In a second hearing at 8 a.m. Friday, Student Government's Elections Commission ruled the "The Party Formerly Known as Swamp" name might confuse voters.
The name was deemed too similar to the Swamp Party's name.
"It's a play off the name of Prince," The Party Formerly Known as Swamp President Sam Miorelli said at the hearing. "I don't see how anyone could be confused at all. It's not an optical illusion."
The commission asked Miorelli to change its name. He chose the Florida Students Party.
But the decision was nullified Friday when officials from the Center for Student Involvement revoked their Thursday decision to strip then-Swamp Party President Miorelli of the name.
Miorelli said CSI officials told him they decided to leave their earlier decision up to the commission.
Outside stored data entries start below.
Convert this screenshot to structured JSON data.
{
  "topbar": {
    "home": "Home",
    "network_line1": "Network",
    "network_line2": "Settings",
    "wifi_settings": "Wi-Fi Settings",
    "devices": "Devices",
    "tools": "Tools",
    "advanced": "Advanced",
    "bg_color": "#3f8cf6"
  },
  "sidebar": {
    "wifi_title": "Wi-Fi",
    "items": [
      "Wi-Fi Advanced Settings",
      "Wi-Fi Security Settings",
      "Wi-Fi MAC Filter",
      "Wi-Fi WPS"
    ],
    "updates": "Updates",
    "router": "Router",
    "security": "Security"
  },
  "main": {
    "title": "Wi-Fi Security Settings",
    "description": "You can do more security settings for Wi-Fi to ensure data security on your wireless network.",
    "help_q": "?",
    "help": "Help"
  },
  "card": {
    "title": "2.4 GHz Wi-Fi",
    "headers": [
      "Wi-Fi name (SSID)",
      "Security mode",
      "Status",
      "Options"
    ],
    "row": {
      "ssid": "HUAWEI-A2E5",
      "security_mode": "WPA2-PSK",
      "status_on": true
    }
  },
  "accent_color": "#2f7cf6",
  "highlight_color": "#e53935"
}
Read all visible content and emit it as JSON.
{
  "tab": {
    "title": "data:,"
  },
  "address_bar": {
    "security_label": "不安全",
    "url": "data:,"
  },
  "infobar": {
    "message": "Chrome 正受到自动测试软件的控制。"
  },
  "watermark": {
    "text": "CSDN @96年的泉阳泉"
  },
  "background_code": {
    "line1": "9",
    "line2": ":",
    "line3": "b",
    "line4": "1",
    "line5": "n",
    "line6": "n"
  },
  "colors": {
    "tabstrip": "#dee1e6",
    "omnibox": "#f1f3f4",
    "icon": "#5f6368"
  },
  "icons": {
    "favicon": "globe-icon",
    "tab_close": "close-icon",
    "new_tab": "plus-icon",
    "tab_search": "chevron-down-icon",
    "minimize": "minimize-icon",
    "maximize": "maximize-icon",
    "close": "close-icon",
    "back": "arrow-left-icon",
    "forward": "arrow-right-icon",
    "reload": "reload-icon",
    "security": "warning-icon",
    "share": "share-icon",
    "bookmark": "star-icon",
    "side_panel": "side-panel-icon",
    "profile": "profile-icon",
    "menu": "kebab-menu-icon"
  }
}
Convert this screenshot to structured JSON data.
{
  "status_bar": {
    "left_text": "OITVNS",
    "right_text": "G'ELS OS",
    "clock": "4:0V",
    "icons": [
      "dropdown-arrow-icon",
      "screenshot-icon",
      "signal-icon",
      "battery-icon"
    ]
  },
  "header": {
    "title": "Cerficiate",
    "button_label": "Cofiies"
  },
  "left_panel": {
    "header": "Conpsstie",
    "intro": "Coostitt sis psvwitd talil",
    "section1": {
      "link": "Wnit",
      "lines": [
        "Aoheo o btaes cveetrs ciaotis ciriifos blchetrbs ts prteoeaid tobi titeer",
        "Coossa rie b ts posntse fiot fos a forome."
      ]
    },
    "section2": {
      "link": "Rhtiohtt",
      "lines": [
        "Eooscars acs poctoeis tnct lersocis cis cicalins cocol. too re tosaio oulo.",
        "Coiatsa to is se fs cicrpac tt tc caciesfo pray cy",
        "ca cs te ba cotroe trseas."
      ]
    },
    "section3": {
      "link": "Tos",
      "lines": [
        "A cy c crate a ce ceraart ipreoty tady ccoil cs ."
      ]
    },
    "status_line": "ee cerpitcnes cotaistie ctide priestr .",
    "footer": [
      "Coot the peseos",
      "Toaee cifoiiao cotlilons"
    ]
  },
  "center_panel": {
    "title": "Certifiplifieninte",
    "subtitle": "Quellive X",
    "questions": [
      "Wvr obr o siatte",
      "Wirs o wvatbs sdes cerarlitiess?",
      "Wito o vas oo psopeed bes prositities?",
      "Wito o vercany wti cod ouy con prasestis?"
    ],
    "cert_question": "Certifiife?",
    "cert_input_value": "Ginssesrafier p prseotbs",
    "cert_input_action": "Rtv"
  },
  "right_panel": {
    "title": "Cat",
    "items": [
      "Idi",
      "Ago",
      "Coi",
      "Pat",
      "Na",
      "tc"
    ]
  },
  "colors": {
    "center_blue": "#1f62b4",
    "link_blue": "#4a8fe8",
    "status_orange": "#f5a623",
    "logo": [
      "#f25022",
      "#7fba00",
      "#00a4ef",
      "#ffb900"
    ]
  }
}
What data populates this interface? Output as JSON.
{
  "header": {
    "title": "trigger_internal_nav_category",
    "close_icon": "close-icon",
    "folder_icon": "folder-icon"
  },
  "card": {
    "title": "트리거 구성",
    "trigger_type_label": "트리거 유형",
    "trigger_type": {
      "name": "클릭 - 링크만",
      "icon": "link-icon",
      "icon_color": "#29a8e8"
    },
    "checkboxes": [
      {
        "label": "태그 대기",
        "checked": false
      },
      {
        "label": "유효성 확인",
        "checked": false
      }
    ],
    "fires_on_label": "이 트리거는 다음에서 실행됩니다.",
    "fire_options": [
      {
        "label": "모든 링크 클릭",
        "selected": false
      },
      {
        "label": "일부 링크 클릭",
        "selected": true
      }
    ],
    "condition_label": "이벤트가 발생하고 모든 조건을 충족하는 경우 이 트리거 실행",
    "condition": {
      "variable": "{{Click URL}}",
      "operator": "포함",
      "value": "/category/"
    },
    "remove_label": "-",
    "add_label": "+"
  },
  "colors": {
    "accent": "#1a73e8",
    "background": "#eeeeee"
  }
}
"As of right now, I am asserting that I am Swamp Party president," Miorelli said.
The decision gave the Swamp Party name to Keith Hardwick. Hardwick, who was registered as the Swamp Party president in the spring, had the first shot to register the name again, according to CSI elections rules.
"I want to protect the party name that I served under, the party name that is near and dear to my heart," Hardwick said Thursday.
Miorelli responded by changing his party's name to The Party Formerly Known as Swamp, prompting Hardwick to file a complaint about the similarities between the two party names.
The complaint led to the commission's Friday morning decision.
Miorelli said the commission would give the party name to either him or Hardwick at a 5 p.m. commission hearing today.
In the meantime, Miorelli said he has asked the Student Body Supreme Court to cancel candidate qualification today, since students won't know what parties they're applying for due to the name confusion.
"How can we expect students to come out and slate when they don't know and we don't know what the names of these parties are?" Miorelli asked.
Jessica Gavrich, chief justice of the Supreme Court, said a decision would be made at a meeting Monday morning.